With this thought comes the necessity of understanding healthy boundaries. If you have ever flown on a plane, you are familiar with the safety instructions that are reviewed by the flight attendants prior to takeoff. One of those instructions involves the oxygen mask. If there is a change in air pressure, oxygen masks will detach from above your seat. It is necessary for you to put on your own mask before assisting someone else. Why? If you become depleted of oxygen and cannot breathe, you are not going to be of benefit to anyone else.
The same is true in ministry life. It is easy to get so caught up in all the things that need to be done that we lose sight of true priorities. I have listened to many stories through the years of other
pastors’ spouses who lament the choices that were made at the sacrifice of their own spiritual health and families.
Every day we must apply the oxygen mask of spending time with God for ourselves. There is no substitute. Doing ministry work for Him is not the same as sitting at the table and taking nourishment for our own growth. Our marriages and families need to be strong and healthy. This requires setting aside quality time with our spouse and children to foster those relationships.
Throughout our years in ministry, my husband and I have made it a priority to spend at least one evening a week together as our “date” night. It is special time dedicated to focusing on each other
to keep the marriage relationship strong and thriving. For our family life, we set aside time every week to do something our daughters like to do, whether it’s hiking, playing miniature golf, or playing a game of tennis. And when our girls were younger, my husband and I would take turns spending weekly time with each daughter one-on-one to facilitate that individual time to communicate how special they are to us. Time is one of the greatest gifts we can share with our family.
5. Be willing to listen to others who have walked the path ahead of you.
I have been blessed to have several mentors through the years.
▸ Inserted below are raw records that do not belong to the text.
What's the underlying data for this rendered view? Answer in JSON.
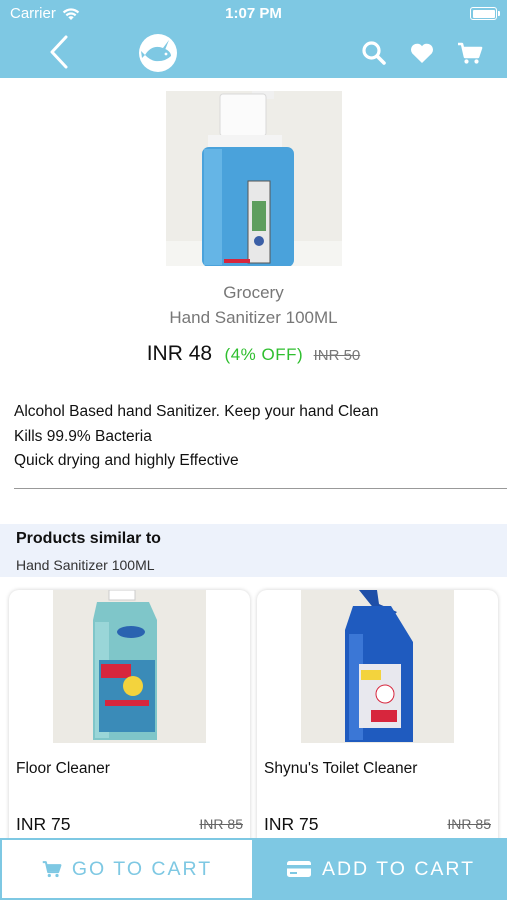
{
  "status_bar": {
    "carrier": "Carrier",
    "time": "1:07 PM"
  },
  "nav": {
    "icons": [
      "back-chevron-icon",
      "fish-logo-icon",
      "search-icon",
      "heart-icon",
      "cart-icon"
    ]
  },
  "product": {
    "image_icon": "hand-sanitizer-bottle",
    "category": "Grocery",
    "name": "Hand Sanitizer 100ML",
    "price": "INR 48",
    "discount": "(4% OFF)",
    "original_price": "INR 50",
    "description": [
      "Alcohol Based hand Sanitizer. Keep your hand Clean",
      "Kills 99.9% Bacteria",
      "Quick drying and highly Effective"
    ]
  },
  "similar": {
    "title": "Products similar to",
    "subtitle": "Hand Sanitizer 100ML",
    "items": [
      {
        "name": "Floor Cleaner",
        "price": "INR 75",
        "original_price": "INR 85",
        "image_icon": "floor-cleaner-bottle"
      },
      {
        "name": "Shynu's Toilet Cleaner",
        "price": "INR 75",
        "original_price": "INR 85",
        "image_icon": "toilet-cleaner-bottle"
      }
    ]
  },
  "actions": {
    "go_to_cart": "GO TO CART",
    "add_to_cart": "ADD TO CART"
  },
  "colors": {
    "accent": "#7ec8e3",
    "discount": "#2fbf2f",
    "similar_bg": "#edf2fb"
  }
}
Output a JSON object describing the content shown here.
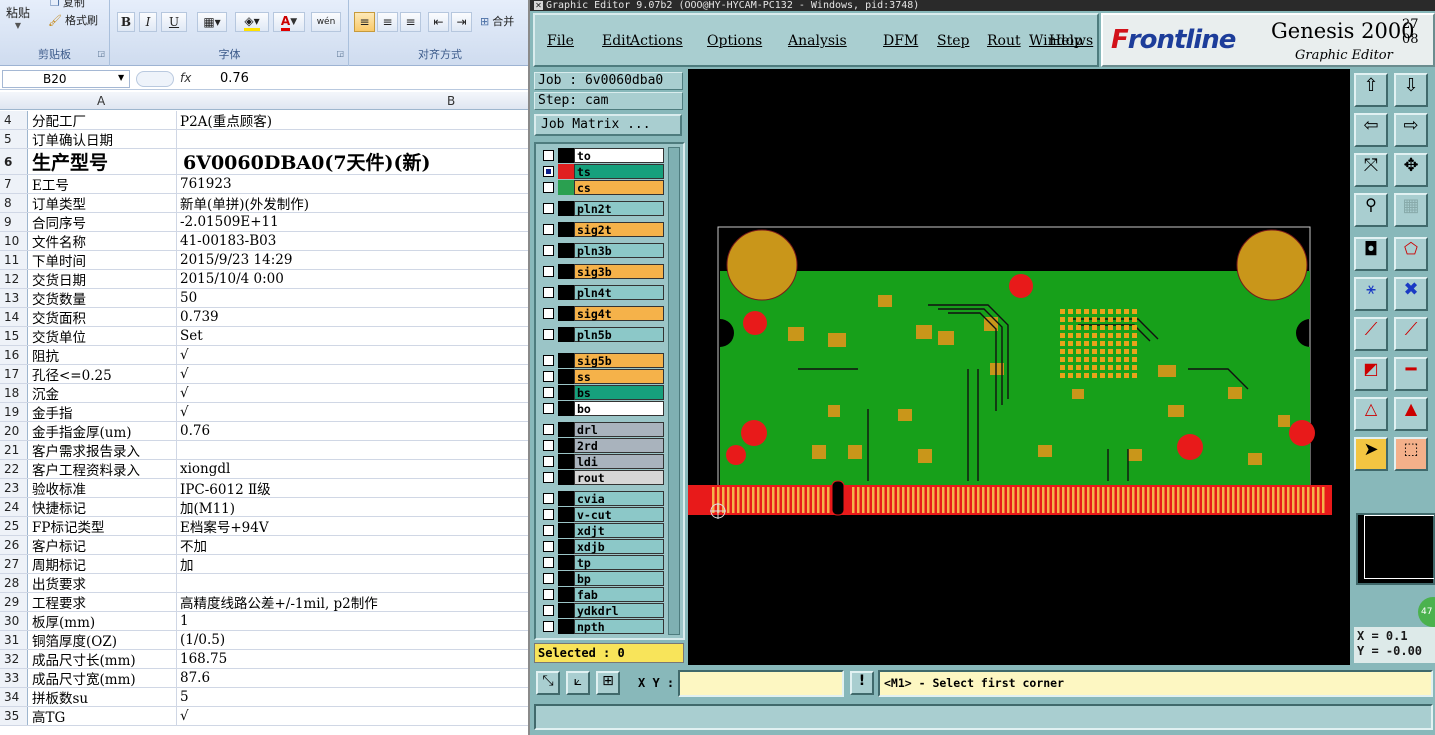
{
  "excel": {
    "ribbon": {
      "clipboard": {
        "paste": "粘贴",
        "copy": "复制",
        "format_painter": "格式刷",
        "label": "剪贴板"
      },
      "font": {
        "bold": "B",
        "italic": "I",
        "underline": "U",
        "font_color": "A",
        "phonetic": "wén",
        "label": "字体"
      },
      "alignment": {
        "merge": "合并",
        "label": "对齐方式"
      }
    },
    "formula_bar": {
      "name_box": "B20",
      "fx": "fx",
      "value": "0.76"
    },
    "columns": {
      "a": "A",
      "b": "B"
    },
    "rows": [
      {
        "n": "4",
        "a": "分配工厂",
        "b": "P2A(重点顾客)"
      },
      {
        "n": "5",
        "a": "订单确认日期",
        "b": ""
      },
      {
        "n": "6",
        "a": "生产型号",
        "b": "6V0060DBA0(7天件)(新)"
      },
      {
        "n": "7",
        "a": "E工号",
        "b": "761923"
      },
      {
        "n": "8",
        "a": "订单类型",
        "b": "新单(单拼)(外发制作)"
      },
      {
        "n": "9",
        "a": "合同序号",
        "b": "-2.01509E+11"
      },
      {
        "n": "10",
        "a": "文件名称",
        "b": "41-00183-B03"
      },
      {
        "n": "11",
        "a": "下单时间",
        "b": "2015/9/23 14:29"
      },
      {
        "n": "12",
        "a": "交货日期",
        "b": "2015/10/4 0:00"
      },
      {
        "n": "13",
        "a": "交货数量",
        "b": "50"
      },
      {
        "n": "14",
        "a": "交货面积",
        "b": "0.739"
      },
      {
        "n": "15",
        "a": "交货单位",
        "b": "Set"
      },
      {
        "n": "16",
        "a": "阻抗",
        "b": "√"
      },
      {
        "n": "17",
        "a": "孔径<=0.25",
        "b": "√"
      },
      {
        "n": "18",
        "a": "沉金",
        "b": "√"
      },
      {
        "n": "19",
        "a": "金手指",
        "b": "√"
      },
      {
        "n": "20",
        "a": "金手指金厚(um)",
        "b": "0.76"
      },
      {
        "n": "21",
        "a": "客户需求报告录入",
        "b": ""
      },
      {
        "n": "22",
        "a": "客户工程资料录入",
        "b": "xiongdl"
      },
      {
        "n": "23",
        "a": "验收标准",
        "b": "IPC-6012 Ⅱ级"
      },
      {
        "n": "24",
        "a": "快捷标记",
        "b": "加(M11)"
      },
      {
        "n": "25",
        "a": "FP标记类型",
        "b": "E档案号+94V"
      },
      {
        "n": "26",
        "a": "客户标记",
        "b": "不加"
      },
      {
        "n": "27",
        "a": "周期标记",
        "b": "加"
      },
      {
        "n": "28",
        "a": "出货要求",
        "b": ""
      },
      {
        "n": "29",
        "a": "工程要求",
        "b": "高精度线路公差+/-1mil, p2制作"
      },
      {
        "n": "30",
        "a": "板厚(mm)",
        "b": "1"
      },
      {
        "n": "31",
        "a": "铜箔厚度(OZ)",
        "b": "(1/0.5)"
      },
      {
        "n": "32",
        "a": "成品尺寸长(mm)",
        "b": "168.75"
      },
      {
        "n": "33",
        "a": "成品尺寸宽(mm)",
        "b": "87.6"
      },
      {
        "n": "34",
        "a": "拼板数su",
        "b": "5"
      },
      {
        "n": "35",
        "a": "高TG",
        "b": "√"
      }
    ]
  },
  "genesis": {
    "title": "Graphic Editor 9.07b2 (OOO@HY-HYCAM-PC132 - Windows, pid:3748)",
    "menu": [
      "File",
      "Edit",
      "Actions",
      "Options",
      "Analysis",
      "DFM",
      "Step",
      "Rout",
      "Windows",
      "Help"
    ],
    "logo": {
      "brand_a": "F",
      "brand_b": "rontline",
      "product": "Genesis 2000",
      "version": "27 08",
      "subtitle": "Graphic Editor"
    },
    "job": "Job : 6v0060dba0",
    "step": "Step: cam",
    "job_matrix": "Job Matrix ...",
    "layers": [
      {
        "name": "to",
        "color": "#ffffff",
        "sw": "#000000",
        "sel": false
      },
      {
        "name": "ts",
        "color": "#16a07c",
        "sw": "#e02020",
        "sel": true
      },
      {
        "name": "cs",
        "color": "#f5b24a",
        "sw": "#2aa050",
        "sel": false
      },
      {
        "name": "pln2t",
        "color": "#8cc8c8",
        "sw": "#000000",
        "sel": false
      },
      {
        "name": "sig2t",
        "color": "#f5b24a",
        "sw": "#000000",
        "sel": false
      },
      {
        "name": "pln3b",
        "color": "#8cc8c8",
        "sw": "#000000",
        "sel": false
      },
      {
        "name": "sig3b",
        "color": "#f5b24a",
        "sw": "#000000",
        "sel": false
      },
      {
        "name": "pln4t",
        "color": "#8cc8c8",
        "sw": "#000000",
        "sel": false
      },
      {
        "name": "sig4t",
        "color": "#f5b24a",
        "sw": "#000000",
        "sel": false
      },
      {
        "name": "pln5b",
        "color": "#8cc8c8",
        "sw": "#000000",
        "sel": false
      },
      {
        "name": "sig5b",
        "color": "#f5b24a",
        "sw": "#000000",
        "sel": false
      },
      {
        "name": "ss",
        "color": "#f5b24a",
        "sw": "#000000",
        "sel": false
      },
      {
        "name": "bs",
        "color": "#16a07c",
        "sw": "#000000",
        "sel": false
      },
      {
        "name": "bo",
        "color": "#ffffff",
        "sw": "#000000",
        "sel": false
      },
      {
        "name": "drl",
        "color": "#a9b3bd",
        "sw": "#000000",
        "sel": false
      },
      {
        "name": "2rd",
        "color": "#a9b3bd",
        "sw": "#000000",
        "sel": false
      },
      {
        "name": "ldi",
        "color": "#a9b3bd",
        "sw": "#000000",
        "sel": false
      },
      {
        "name": "rout",
        "color": "#d6d6d6",
        "sw": "#000000",
        "sel": false
      },
      {
        "name": "cvia",
        "color": "#8cc8c8",
        "sw": "#000000",
        "sel": false
      },
      {
        "name": "v-cut",
        "color": "#8cc8c8",
        "sw": "#000000",
        "sel": false
      },
      {
        "name": "xdjt",
        "color": "#8cc8c8",
        "sw": "#000000",
        "sel": false
      },
      {
        "name": "xdjb",
        "color": "#8cc8c8",
        "sw": "#000000",
        "sel": false
      },
      {
        "name": "tp",
        "color": "#8cc8c8",
        "sw": "#000000",
        "sel": false
      },
      {
        "name": "bp",
        "color": "#8cc8c8",
        "sw": "#000000",
        "sel": false
      },
      {
        "name": "fab",
        "color": "#8cc8c8",
        "sw": "#000000",
        "sel": false
      },
      {
        "name": "ydkdrl",
        "color": "#8cc8c8",
        "sw": "#000000",
        "sel": false
      },
      {
        "name": "npth",
        "color": "#8cc8c8",
        "sw": "#000000",
        "sel": false
      }
    ],
    "selected": "Selected : 0",
    "xy_label": "X Y :",
    "xy_value": "",
    "message": "<M1> - Select first corner",
    "coords": {
      "x": "X = 0.1",
      "y": "Y = -0.00"
    },
    "badge": "47"
  }
}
Listening to their experiences has given me much hope. I have learned to trust God more deeply. There are many unknowns in ministry and seasons of potential loneliness and isolation. Pastoral spouses tend to have very few, if any, people they can truly confide in for personal thoughts and situations. It becomes very easy to
believe you are the only one who has ever faced a particular hardship.
This can lead to burnout, depression, and an overall sense of complete despondency. We went through all of these at various phases in our ministry. These factors can put a tremendous strain on marriages and family life. I thank God that during some of our lowest points, He always provided a ray of hopeful encouragement. And He would do it through other people—people who had walked the path before us and come out on the other side.
One such time was when we went to a prayer conference in Modesto, California. We went there completely drained spiritually and on the verge of quitting ministry altogether. But God put us with a prayer group that became the saving grace of our lives at that time. Others who had suffered pain and heartache became keenly aware of our situation and became the support we needed for that very time in our lives.
As a pastor’s spouse I know God has placed a specific calling on my life. He has blessed and equipped me to be His servant in just the way He has designed me. And the same is true for you. We may not sing. We may not play the piano. We may not even organize functions very well.
But we can love. We can support and encourage. We can believe and pray for God’s Spirit to fill us with His power to do His work. He has called us to the greatest ministry of all—to proclaim the
everlasting gospel to a world that desperately needs hope and peace. He has called us to touch others for His salvation through the unique ways He has gifted us. My fellow pastor’s spouse, you
are not alone. Be strong and courageous in the Lord. He is always with us.